Dark Matter was postulated by Caltech Astronomer Fritz Zwicky about the time the author of To Billow or Not to Billow was born.  Observations relevant to Big Bang cosmology have resulted in an astounding accounting: Only 20% of the mass in the universe is made up of ordinary matter, the rest, 80%, constitutes unexplained, utterly transparent Dark Matter.  The theory continues as the most widely accepted explanation of certain anomalies in galactic motions, even though a concrete understanding of Dark Matter remains elusive. 
Treatment of Dark Matter is outside the scope of To Billow or Not to Billow -- and light-millenia beyond the qualifications of the author.  Nevertheless, direct evidence for the existence of Dark Matter does not exist.  Perhaps until now (for large values of "perhaps").

Epilog

Eight years after the publication of To Billow or Not to Billow, we have a report by the European Space Agency...
XMM-NEWTON FINDS MISSING INTERGALACTIC MATERIAL...

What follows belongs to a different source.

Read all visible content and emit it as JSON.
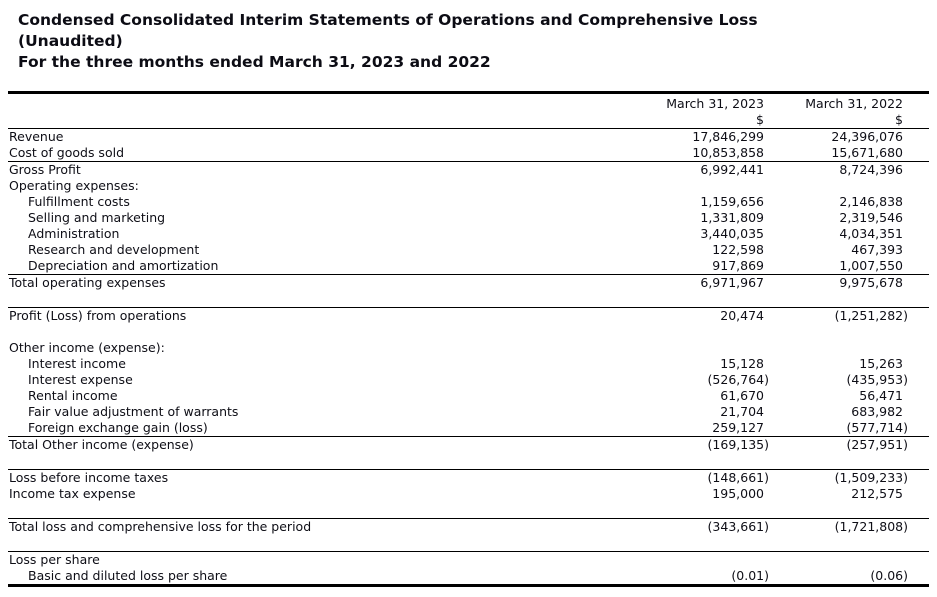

After a nearly twenty-year long game of cosmic hide-and-seek, astronomers using ESA’s XMM-Newton space observatory have finally found evidence of hot, diffuse gas permeating the cosmos, closing a puzzling gap in the overall budget of ‘normal’ matter in the Universe. 

The 'evidence' seems to be consistent with speculations on the Solution page (for large values of "seems").